Data show an increase in biovolume soon after oxygenation events by more than 100-fold and a moderate correlation between atmospheric oxygen and maximum body size later in the geological record.[13] The large size of many arthropods in the Carboniferous period, when the oxygen concentration in the atmosphere reached 35%, has been attributed to the limiting role of diffusion in these organisms' metabolism.[14] But J.B.S. Haldane's essay[15] points out that it would only apply to insects. However, the biological basis for this correlation is not firm, and many lines of evidence show that oxygen concentration is not size-limiting in modern insects.[9] Ecological constraints can better explain the diminutive size of post-Carboniferous dragonflies – for instance, the appearance of flying competitors such as pterosaurs, birds, and bats.[9]

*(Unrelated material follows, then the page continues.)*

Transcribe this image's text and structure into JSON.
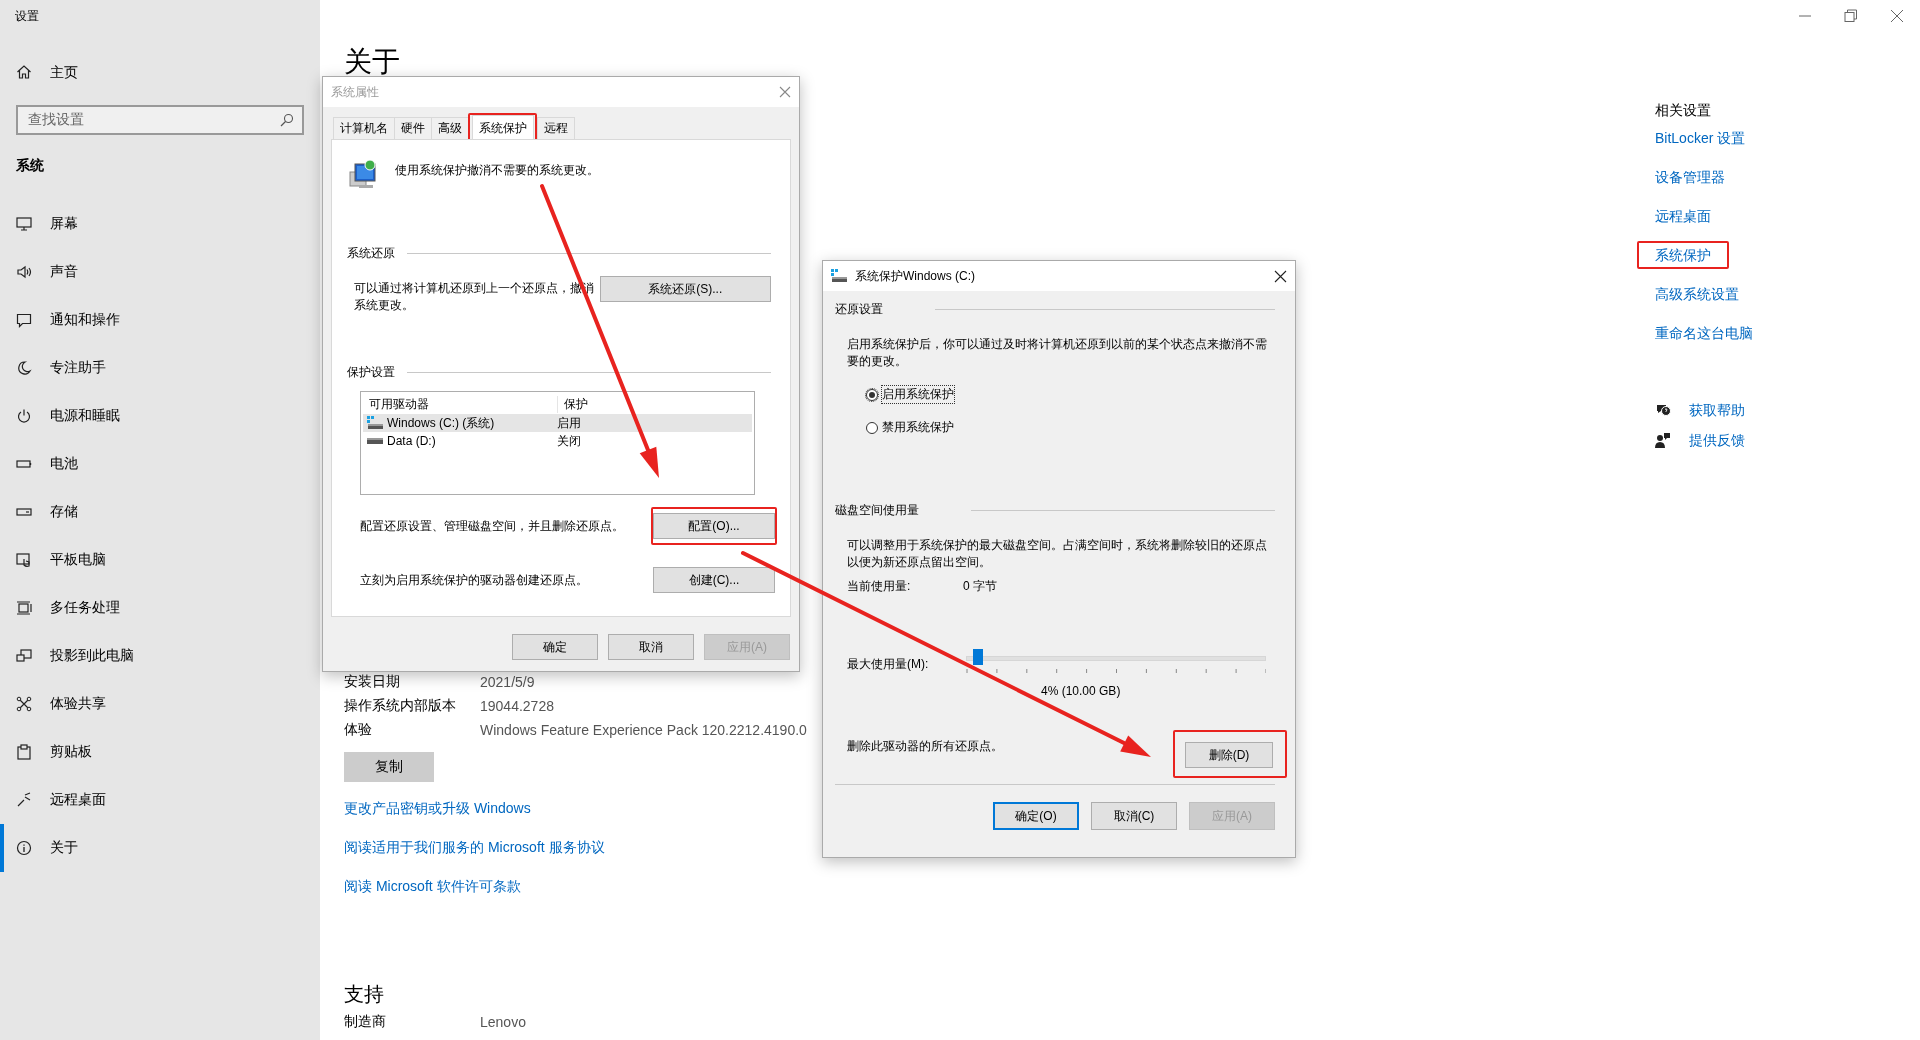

Rising oxygen concentrations have been cited as one of several drivers for evolutionary diversification, although the physiological arguments behind such arguments are questionable, and a consistent pattern between oxygen concentrations and the rate of evolution is not clearly evident.[9] The most celebrated link between oxygen and evolution occurred at the end of the last of the Snowball Earth glaciations, where complex multicellular life is first found in the fossil record. Under low oxygen concentrations and before the evolution of nitrogen fixation, biologically-available nitrogen compounds were in limited supply,[16] and periodic "nitrogen crises" could render the ocean inhospitable to life.[9] Significant concentrations of oxygen were just one of the prerequisites for the evolution of complex life.[9] Models based on uniformitarian principles (i.e. extrapolating present-day ocean dynamics into deep time) suggest that such a concentration was only reached immediately before metazoa first appeared in the fossil record.[9] Further, anoxic or otherwise chemically "inhospitable" oceanic conditions that resemble those supposed to inhibit macroscopic life re-occurred at intervals through the early Cambrian, and also in the late Cretaceous – with no apparent effect on lifeforms at these times.[9] This might suggest that the geochemical signatures found in ocean sediments reflect the atmosphere in a different way before the Cambrian – perhaps as a result of the fundamentally different mode of nutrient cycling in the absence of planktivory.[7][9]
An oxygen-rich atmosphere can release phosphorus and iron from rock, by weathering, and these elements then become available for sustenance of new species whose metabolisms require these elements as oxides.[2]